When our nervous system detects safety, our metabolic demands adjust. Stress responses that are associated with fight and flight, such as increases in heart rate and cortisol mediated by the sympathetic nervous system and hypothalamic-pituitary-adrenal axis, are dampened. 

Similarly, a neuroception of safety keeps us from entering physiological states that are characterized by massive drops in blood pressure and heart rate, fainting, and apnea—states that would support “freezing” and “shutdown” behaviors.

How does the nervous system know when the environment is safe, dangerous, or life threatening? … Specific areas of the brain detect and evaluate features, such as body and face movements and vocalizations that contribute to an impression of safety or trustworthiness. … This process of identifying familiar and trustworthy people and evaluating the intentions of others based on “biological movements” of face and limbs seems to be located in the temporal lobe of the cortex. 

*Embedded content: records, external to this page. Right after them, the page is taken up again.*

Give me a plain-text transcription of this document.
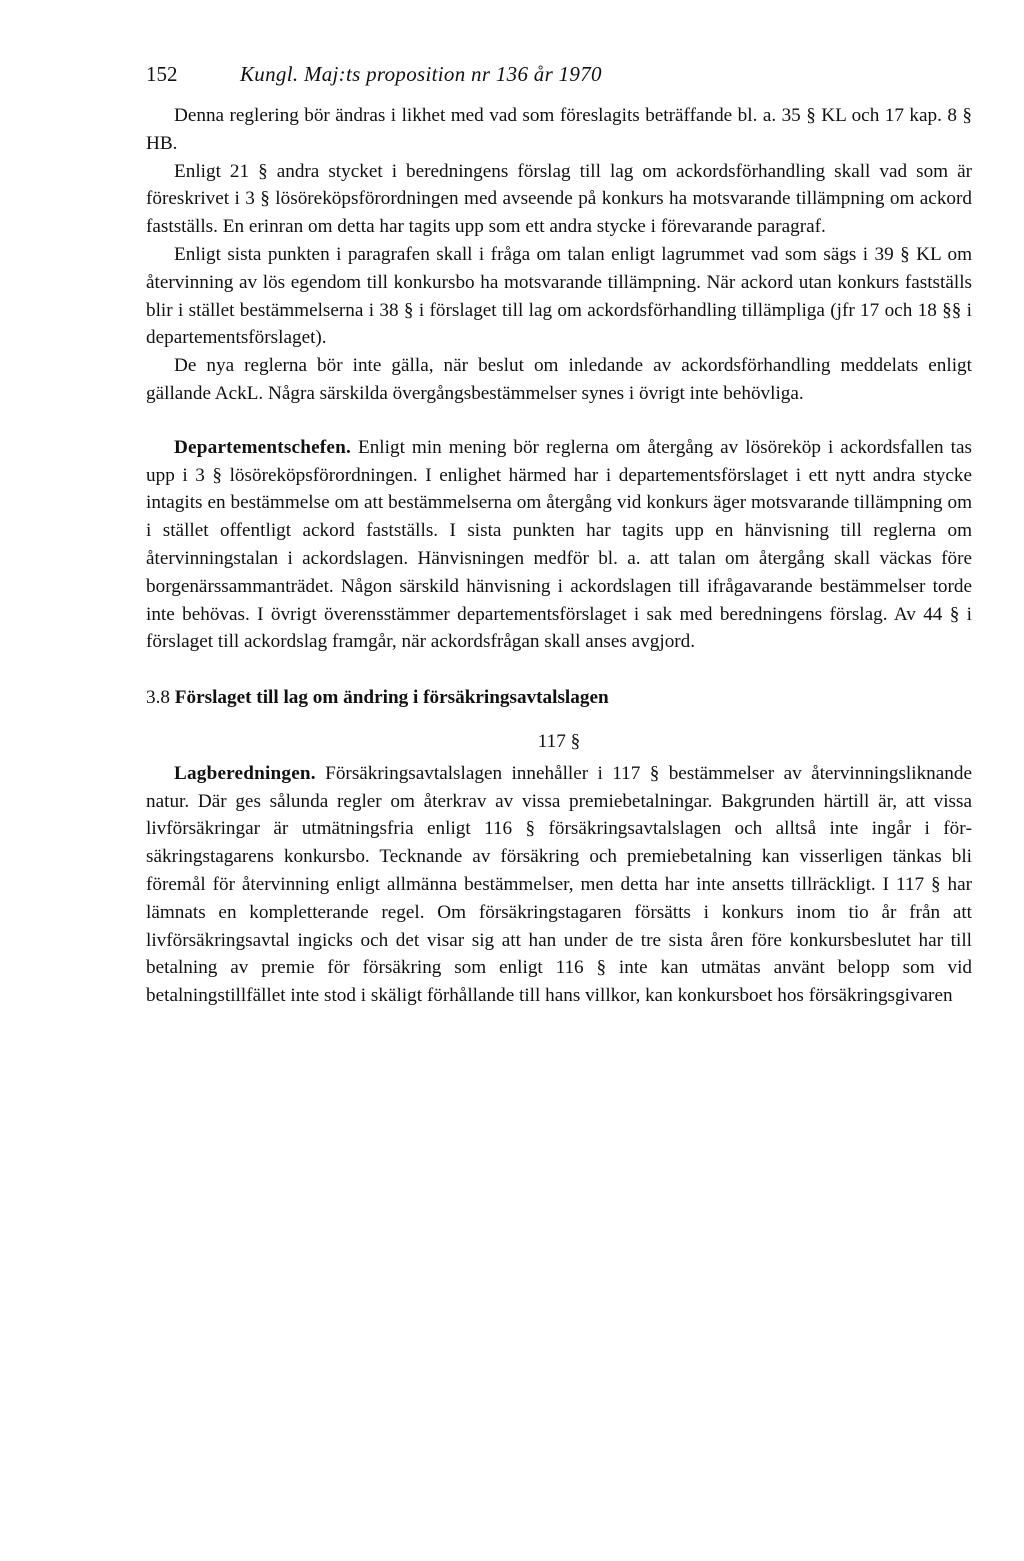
152	Kungl. Maj:ts proposition nr 136 år 1970

Denna reglering bör ändras i likhet med vad som föreslagits beträffande bl. a. 35 § KL och 17 kap. 8 § HB.

Enligt 21 § andra stycket i beredningens förslag till lag om ackordsförhandling skall vad som är föreskrivet i 3 § lösöreköpsförordningen med avseende på konkurs ha motsvarande tillämpning om ackord fastställs. En erinran om detta har tagits upp som ett andra stycke i förevarande paragraf.

Enligt sista punkten i paragrafen skall i fråga om talan enligt lagrummet vad som sägs i 39 § KL om återvinning av lös egendom till konkursbo ha motsvarande tillämpning. När ackord utan konkurs fastställs blir i stället bestämmelserna i 38 § i förslaget till lag om ackordsförhandling tillämpliga (jfr 17 och 18 §§ i departementsförslaget).

De nya reglerna bör inte gälla, när beslut om inledande av ackordsförhandling meddelats enligt gällande AckL. Några särskilda övergångsbestämmelser synes i övrigt inte behövliga.

Departementschefen. Enligt min mening bör reglerna om återgång av lösöreköp i ackordsfallen tas upp i 3 § lösöreköpsförordningen. I enlighet härmed har i departementsförslaget i ett nytt andra stycke intagits en bestämmelse om att bestämmelserna om återgång vid konkurs äger motsvarande tillämpning om i stället offentligt ackord fastställs. I sista punkten har tagits upp en hänvisning till reglerna om återvinningstalan i ackordslagen. Hänvisningen medför bl. a. att talan om återgång skall väckas före borgenärssammanträdet. Någon särskild hänvisning i ackordslagen till ifrågavarande bestämmelser torde inte behövas. I övrigt överensstämmer departementsförslaget i sak med beredningens förslag. Av 44 § i förslaget till ackordslag framgår, när ackordsfrågan skall anses avgjord.

3.8 Förslaget till lag om ändring i försäkringsavtalslagen
117 §

Lagberedningen. Försäkringsavtalslagen innehåller i 117 § bestämmelser av återvinningsliknande natur. Där ges sålunda regler om återkrav av vissa premiebetalningar. Bakgrunden härtill är, att vissa livförsäkringar är utmätningsfria enligt 116 § försäkringsavtalslagen och alltså inte ingår i försäkringstagarens konkursbo. Tecknande av försäkring och premiebetalning kan visserligen tänkas bli föremål för återvinning enligt allmänna bestämmelser, men detta har inte ansetts tillräckligt. I 117 § har lämnats en kompletterande regel. Om försäkringstagaren försätts i konkurs inom tio år från att livförsäkringsavtal ingicks och det visar sig att han under de tre sista åren före konkursbeslutet har till betalning av premie för försäkring som enligt 116 § inte kan utmätas använt belopp som vid betalningstillfället inte stod i skäligt förhållande till hans villkor, kan konkursboet hos försäkringsgivaren
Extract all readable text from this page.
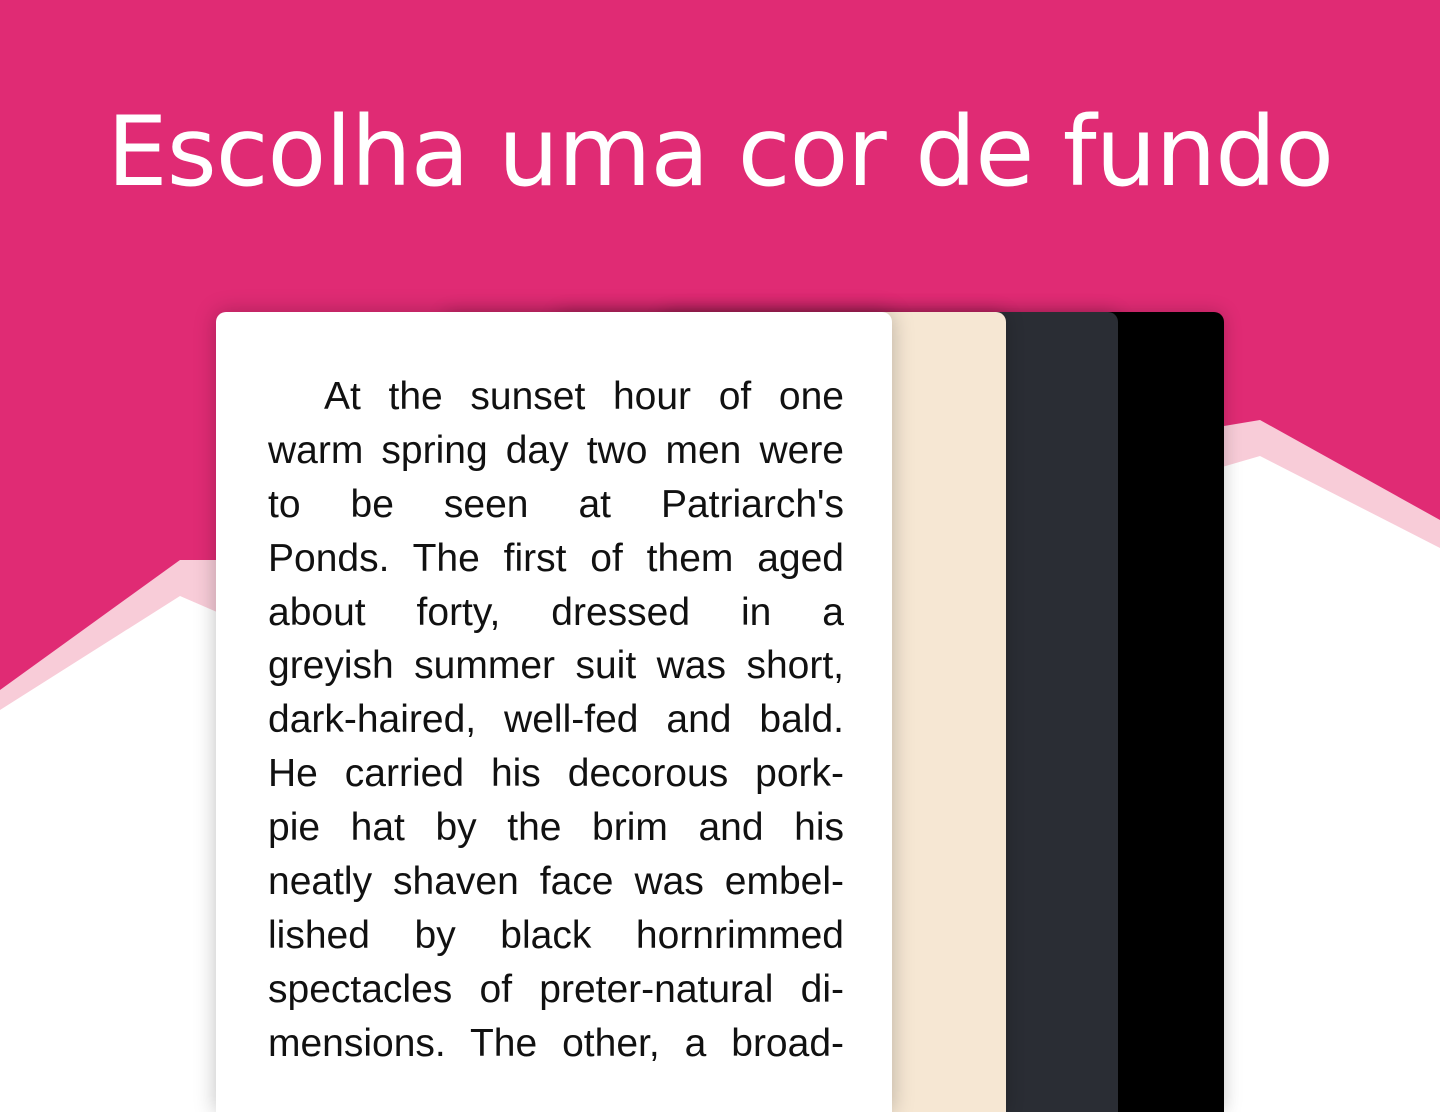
Escolha uma cor de fundo
At the sunset hour of one
warm spring day two men were
to be seen at Patriarch's
Ponds. The first of them aged
about forty, dressed in a
greyish summer suit was short,
dark-haired, well-fed and bald.
He carried his decorous pork-
pie hat by the brim and his
neatly shaven face was embel-
lished by black hornrimmed
spectacles of preter-natural di-
mensions. The other, a broad-
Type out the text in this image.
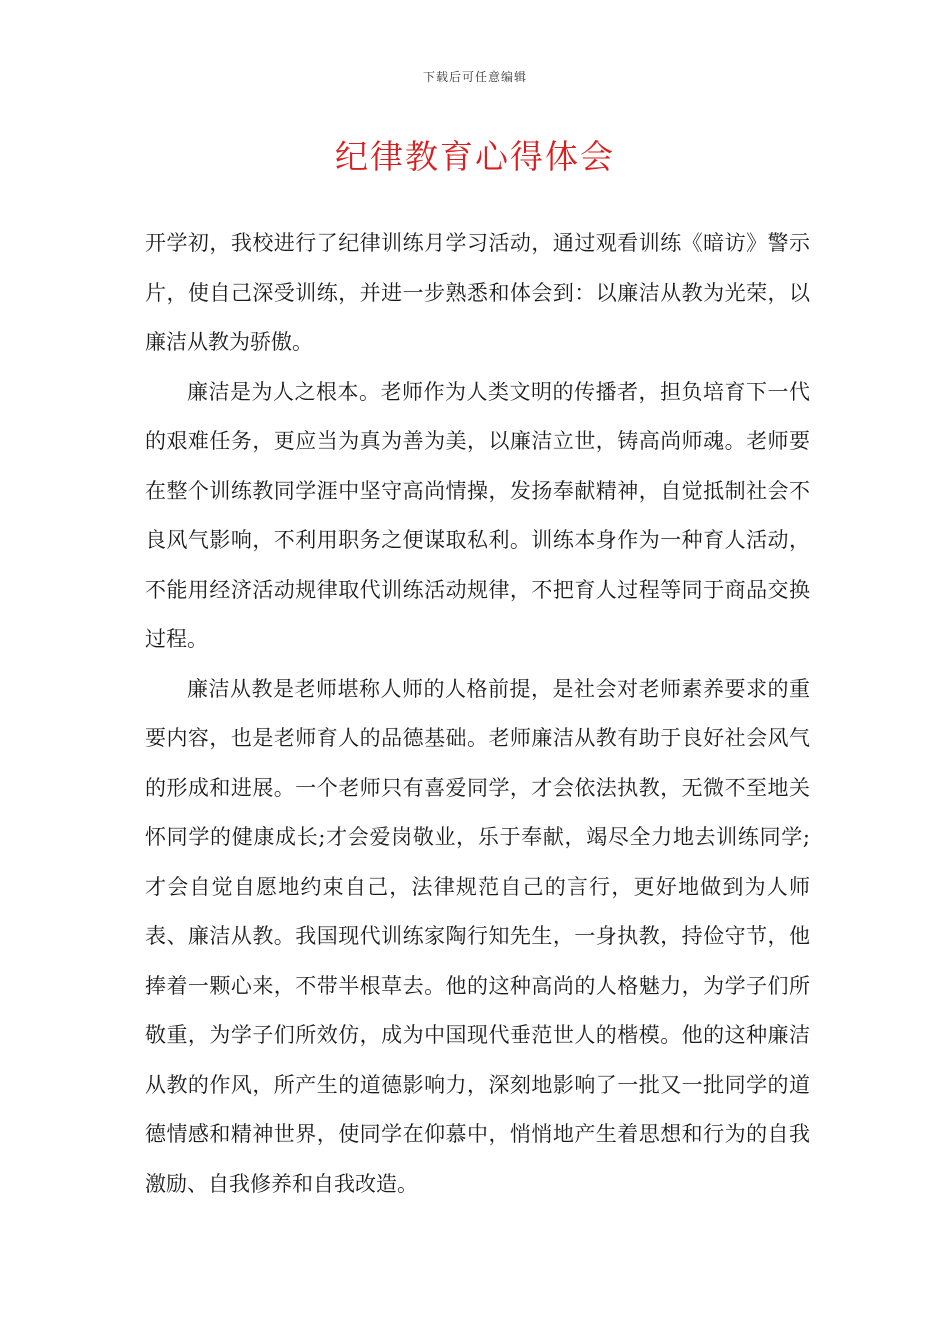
下载后可任意编辑
纪律教育心得体会

开学初，我校进行了纪律训练月学习活动，通过观看训练《暗访》警示片，使自己深受训练，并进一步熟悉和体会到：以廉洁从教为光荣，以廉洁从教为骄傲。

廉洁是为人之根本。老师作为人类文明的传播者，担负培育下一代的艰难任务，更应当为真为善为美，以廉洁立世，铸高尚师魂。老师要在整个训练教同学涯中坚守高尚情操，发扬奉献精神，自觉抵制社会不良风气影响，不利用职务之便谋取私利。训练本身作为一种育人活动，不能用经济活动规律取代训练活动规律，不把育人过程等同于商品交换过程。

廉洁从教是老师堪称人师的人格前提，是社会对老师素养要求的重要内容，也是老师育人的品德基础。老师廉洁从教有助于良好社会风气的形成和进展。一个老师只有喜爱同学，才会依法执教，无微不至地关怀同学的健康成长;才会爱岗敬业，乐于奉献，竭尽全力地去训练同学;才会自觉自愿地约束自己，法律规范自己的言行，更好地做到为人师表、廉洁从教。我国现代训练家陶行知先生，一身执教，持俭守节，他捧着一颗心来，不带半根草去。他的这种高尚的人格魅力，为学子们所敬重，为学子们所效仿，成为中国现代垂范世人的楷模。他的这种廉洁从教的作风，所产生的道德影响力，深刻地影响了一批又一批同学的道德情感和精神世界，使同学在仰慕中，悄悄地产生着思想和行为的自我激励、自我修养和自我改造。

If neuroception identifies a person as safe, then a neural circuit actively inhibits areas of the brain that organize the defensive strategies of fight, flight, and freeze. Slight changes in the biological movements that we see can shift a neuroception from “safe” to “dangerous.” When this shift occurs, the neural systems associated with prosocial behavior are disrupted and the neural systems associated with defensive strategies are triggered.

In the presence of a safe person, then, the active inhibition of the brain areas that control defense strategies provides an opportunity for social behavior to occur spontaneously. Thus, the appearance of a friend or caregiver would subdue the neural circuits in the brain that regulate defensive strategies. 

And as a consequence, closeness, physical contact, and other social engagement behaviors become possible. In contrast, when situations appear risky, the brain circuits that regulate defense strategies are activated. Social approaches are met with aggressive behavior or withdrawal.